About 100 protesters stood up and began chanting "keep it in the ground" a reference to ending the extraction of coal, oil and natural gas shortly after the start of the panel called "U.S. Innovative Technologies Spur Economic Dynamism" on the sidelines of the meeting in Katowice, Poland.
As cameras swarmed around them, some of the protesters explained how their communities' lives are affected by fossil fuel extraction. After several minutes, the activists left the room chanting "shame on you." The protest mirrored a similar action taken during a U.S.-hosted panel at last year's climate talks in Bonn, Germany.
Preston Wells Griffith, a Trump administration adviser speaking at this year's panel, said after the stunt that the U.S. will continue extracting fossil fuels going forward, including through hydraulic fracking, and warned against "alarmism" over climate change.
The panel's premise that fossil fuels can be made "clean" through innovation stands at odds with recommendations from scientists that countries should shift their energy generation to renewable sources as soon as possible or risk catastrophic levels of global warming by the end of the century.

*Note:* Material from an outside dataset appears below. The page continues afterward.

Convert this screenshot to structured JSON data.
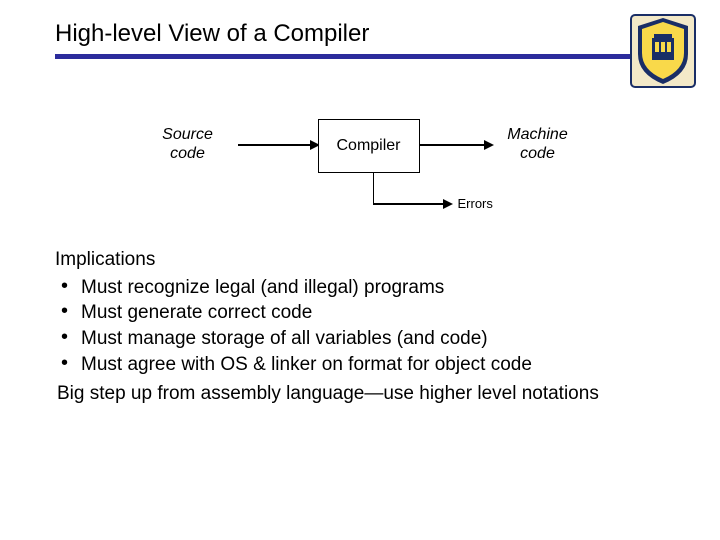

Investors, too, have backed a shift away from fossil fuels. On Monday, more than 450 pension funds and insurance companies, with over $32 trillion in assets, called on governments to phase out coal-fired power plants and put a meaningful price on carbon to help tackle climate change.
At the weekend, the Trump administration sided with Russia, Saudi Arabia and Kuwait in blocking endorsement of a key scientific report on keeping global warming below 1.5 degrees Celsius (2.7 Fahrenheit) the most ambitious target in the 2015 Paris climate accord.
Washington has announced that it's withdrawing from the Paris agreement, but has sent a small delegation to the summit in Poland because the U.S. is technically still part of the accord.
Ministers and senior officials arrived Monday in Katowice for the second half of the meeting, which still has numerous hurdles to take before the scheduled end on December 14.